Agree. But the strident hysteria on MN won’t countenece any sensible debate in this area. The OP has been judged by the majority here to being a participant in an EA.

OP. You fundamentally have two choices; stay or leave. If you choose to stay, I think you need some tangible outcomes. "Talking about it" and "trying" aren’t outcomes. Outcomes are things like sharing the marital bed together. Movie nights together each Friday. Doing the dishes. Whatever.....but things you’re going to do to actually improve how you interact. What do you want?what outcomes will achieve this endstate?

Scott72 · 22/04/2018 02:55

"Chances are the reason your wife had a high sex drive with her ex is that she fancied him more than she does you. She is not exactly going to tell you this"

This is the simplest explanation.

" If my DH wasn't pulling his weight at home I wouldn't much "

Of course its always a good idea to be a responsible partner and do your share. But if you look at blogs and forums etc, you'll see that doing more chores usually doesn't have that much effect on a wife's libido. And I'm sure OP has tried this already, as doing more chores is the top strategy advocated on many sources.

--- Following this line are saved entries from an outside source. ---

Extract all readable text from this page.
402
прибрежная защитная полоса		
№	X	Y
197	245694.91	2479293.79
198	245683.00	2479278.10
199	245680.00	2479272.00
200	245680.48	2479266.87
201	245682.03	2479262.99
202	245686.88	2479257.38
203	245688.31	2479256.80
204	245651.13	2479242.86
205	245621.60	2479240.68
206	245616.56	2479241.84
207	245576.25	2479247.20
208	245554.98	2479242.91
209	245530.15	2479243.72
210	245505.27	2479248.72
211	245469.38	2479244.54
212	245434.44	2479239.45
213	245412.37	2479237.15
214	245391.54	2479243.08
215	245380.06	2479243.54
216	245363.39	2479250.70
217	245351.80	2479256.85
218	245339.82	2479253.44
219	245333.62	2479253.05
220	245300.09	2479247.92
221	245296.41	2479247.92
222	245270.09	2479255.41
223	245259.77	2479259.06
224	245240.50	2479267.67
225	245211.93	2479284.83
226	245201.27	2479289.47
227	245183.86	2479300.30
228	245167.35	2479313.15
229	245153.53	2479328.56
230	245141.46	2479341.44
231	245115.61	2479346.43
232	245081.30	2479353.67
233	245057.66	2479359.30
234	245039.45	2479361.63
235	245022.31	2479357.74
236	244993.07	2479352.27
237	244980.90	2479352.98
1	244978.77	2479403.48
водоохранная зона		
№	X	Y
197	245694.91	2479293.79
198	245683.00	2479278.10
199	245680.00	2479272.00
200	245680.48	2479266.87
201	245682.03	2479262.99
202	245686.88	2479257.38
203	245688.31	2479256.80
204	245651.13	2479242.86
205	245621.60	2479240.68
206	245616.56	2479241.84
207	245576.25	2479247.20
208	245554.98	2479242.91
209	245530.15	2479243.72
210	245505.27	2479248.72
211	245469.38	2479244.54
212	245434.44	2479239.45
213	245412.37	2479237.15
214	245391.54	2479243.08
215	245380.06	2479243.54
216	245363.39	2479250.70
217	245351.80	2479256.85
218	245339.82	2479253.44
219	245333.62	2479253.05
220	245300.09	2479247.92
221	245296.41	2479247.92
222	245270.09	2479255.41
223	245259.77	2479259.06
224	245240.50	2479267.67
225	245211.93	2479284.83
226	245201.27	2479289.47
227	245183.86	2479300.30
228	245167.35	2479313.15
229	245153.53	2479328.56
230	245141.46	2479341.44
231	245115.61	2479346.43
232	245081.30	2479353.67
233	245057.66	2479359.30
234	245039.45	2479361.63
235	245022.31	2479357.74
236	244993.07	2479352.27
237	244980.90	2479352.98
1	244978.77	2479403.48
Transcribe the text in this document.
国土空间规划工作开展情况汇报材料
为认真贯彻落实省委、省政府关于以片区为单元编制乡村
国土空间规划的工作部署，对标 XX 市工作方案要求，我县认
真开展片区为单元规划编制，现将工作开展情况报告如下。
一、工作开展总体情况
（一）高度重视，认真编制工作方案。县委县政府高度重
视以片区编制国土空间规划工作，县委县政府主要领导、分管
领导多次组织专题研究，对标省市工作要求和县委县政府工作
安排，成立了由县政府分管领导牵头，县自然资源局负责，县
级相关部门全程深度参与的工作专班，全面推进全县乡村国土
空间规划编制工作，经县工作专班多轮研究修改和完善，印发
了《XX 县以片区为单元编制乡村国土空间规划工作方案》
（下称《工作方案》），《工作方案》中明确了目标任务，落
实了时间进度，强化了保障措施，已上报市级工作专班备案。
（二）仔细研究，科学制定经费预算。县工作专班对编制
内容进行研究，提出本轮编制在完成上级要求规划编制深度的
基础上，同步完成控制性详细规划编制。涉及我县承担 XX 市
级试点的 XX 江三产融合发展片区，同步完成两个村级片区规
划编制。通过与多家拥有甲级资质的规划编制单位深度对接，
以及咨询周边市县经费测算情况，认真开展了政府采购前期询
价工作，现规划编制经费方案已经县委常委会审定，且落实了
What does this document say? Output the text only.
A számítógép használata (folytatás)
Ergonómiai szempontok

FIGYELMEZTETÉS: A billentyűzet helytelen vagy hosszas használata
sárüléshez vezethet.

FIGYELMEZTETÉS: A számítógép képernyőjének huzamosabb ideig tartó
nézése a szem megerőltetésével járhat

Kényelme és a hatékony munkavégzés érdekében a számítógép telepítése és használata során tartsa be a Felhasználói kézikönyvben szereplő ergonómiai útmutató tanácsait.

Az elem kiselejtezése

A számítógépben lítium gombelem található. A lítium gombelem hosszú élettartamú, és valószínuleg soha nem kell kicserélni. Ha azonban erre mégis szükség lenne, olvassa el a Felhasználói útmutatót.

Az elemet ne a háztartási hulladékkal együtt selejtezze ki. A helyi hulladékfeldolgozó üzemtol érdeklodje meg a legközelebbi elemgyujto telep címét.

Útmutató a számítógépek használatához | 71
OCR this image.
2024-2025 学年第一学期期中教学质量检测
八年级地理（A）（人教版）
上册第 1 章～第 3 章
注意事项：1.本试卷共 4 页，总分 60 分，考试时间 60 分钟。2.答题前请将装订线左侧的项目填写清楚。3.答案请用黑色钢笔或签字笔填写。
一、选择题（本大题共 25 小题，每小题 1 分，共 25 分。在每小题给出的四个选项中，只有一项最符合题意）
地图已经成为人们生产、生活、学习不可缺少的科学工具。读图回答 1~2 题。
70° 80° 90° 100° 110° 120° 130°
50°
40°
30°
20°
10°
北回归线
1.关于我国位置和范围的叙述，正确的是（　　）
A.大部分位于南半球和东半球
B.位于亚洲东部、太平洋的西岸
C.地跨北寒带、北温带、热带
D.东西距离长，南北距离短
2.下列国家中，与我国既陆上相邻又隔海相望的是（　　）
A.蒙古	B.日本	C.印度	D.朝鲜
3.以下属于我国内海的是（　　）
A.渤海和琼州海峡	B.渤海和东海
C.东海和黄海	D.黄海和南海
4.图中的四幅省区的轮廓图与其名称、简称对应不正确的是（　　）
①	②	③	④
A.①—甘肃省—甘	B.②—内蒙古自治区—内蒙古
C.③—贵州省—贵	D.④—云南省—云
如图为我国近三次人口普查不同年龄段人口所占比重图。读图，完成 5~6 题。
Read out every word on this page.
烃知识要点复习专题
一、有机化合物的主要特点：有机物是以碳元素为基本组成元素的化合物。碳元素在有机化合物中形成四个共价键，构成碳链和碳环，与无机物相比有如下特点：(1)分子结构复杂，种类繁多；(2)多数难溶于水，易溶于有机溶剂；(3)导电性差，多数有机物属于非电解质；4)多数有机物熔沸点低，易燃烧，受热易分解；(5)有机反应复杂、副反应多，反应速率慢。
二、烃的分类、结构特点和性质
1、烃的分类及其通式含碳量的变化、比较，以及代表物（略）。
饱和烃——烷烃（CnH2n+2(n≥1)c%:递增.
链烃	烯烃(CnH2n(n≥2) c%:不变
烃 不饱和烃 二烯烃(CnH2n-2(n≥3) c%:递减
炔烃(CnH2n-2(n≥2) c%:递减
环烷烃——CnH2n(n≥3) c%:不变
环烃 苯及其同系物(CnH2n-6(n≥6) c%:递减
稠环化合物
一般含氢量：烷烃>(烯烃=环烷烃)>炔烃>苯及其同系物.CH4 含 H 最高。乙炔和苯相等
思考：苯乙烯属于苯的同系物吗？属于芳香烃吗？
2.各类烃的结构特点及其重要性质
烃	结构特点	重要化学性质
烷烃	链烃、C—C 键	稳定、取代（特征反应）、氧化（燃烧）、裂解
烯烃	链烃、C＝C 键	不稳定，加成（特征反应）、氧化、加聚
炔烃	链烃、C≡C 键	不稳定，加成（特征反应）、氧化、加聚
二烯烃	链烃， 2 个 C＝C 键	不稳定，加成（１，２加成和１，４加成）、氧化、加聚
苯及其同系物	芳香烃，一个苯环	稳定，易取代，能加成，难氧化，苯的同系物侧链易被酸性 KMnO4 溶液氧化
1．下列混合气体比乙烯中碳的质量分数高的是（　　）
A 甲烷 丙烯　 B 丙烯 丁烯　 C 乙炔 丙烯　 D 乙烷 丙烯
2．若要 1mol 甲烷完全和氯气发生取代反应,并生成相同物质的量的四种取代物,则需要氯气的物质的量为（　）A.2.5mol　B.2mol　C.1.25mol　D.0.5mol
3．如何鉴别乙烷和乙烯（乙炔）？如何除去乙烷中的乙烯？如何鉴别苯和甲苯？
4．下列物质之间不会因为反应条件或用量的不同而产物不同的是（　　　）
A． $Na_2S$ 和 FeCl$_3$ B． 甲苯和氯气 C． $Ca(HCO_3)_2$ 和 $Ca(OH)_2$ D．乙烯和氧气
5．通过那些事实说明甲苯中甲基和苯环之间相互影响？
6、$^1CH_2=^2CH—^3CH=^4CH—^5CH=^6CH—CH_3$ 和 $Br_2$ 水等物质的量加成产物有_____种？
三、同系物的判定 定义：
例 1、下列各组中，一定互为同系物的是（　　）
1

But that's the issue. OP has been dealing with this for a while yet. I'm sure he has tried hard to try to improve the situation and has tried many strategies. But his wife really doesn't seem to be onboard. It is possible for a wife to revive her libido if she really wants to and is sympathetic to her husband. But I'm not seeing that here. There probably isn't much hope at this point.

But the other posters here are correct. Do not cheat on your wife. Not even emotional infidelity. You do not want to make yourself into the villain here. Even if you do divorce your wife you should wait at least a couple months before starting a new relationship too, otherwise it will look suspicious.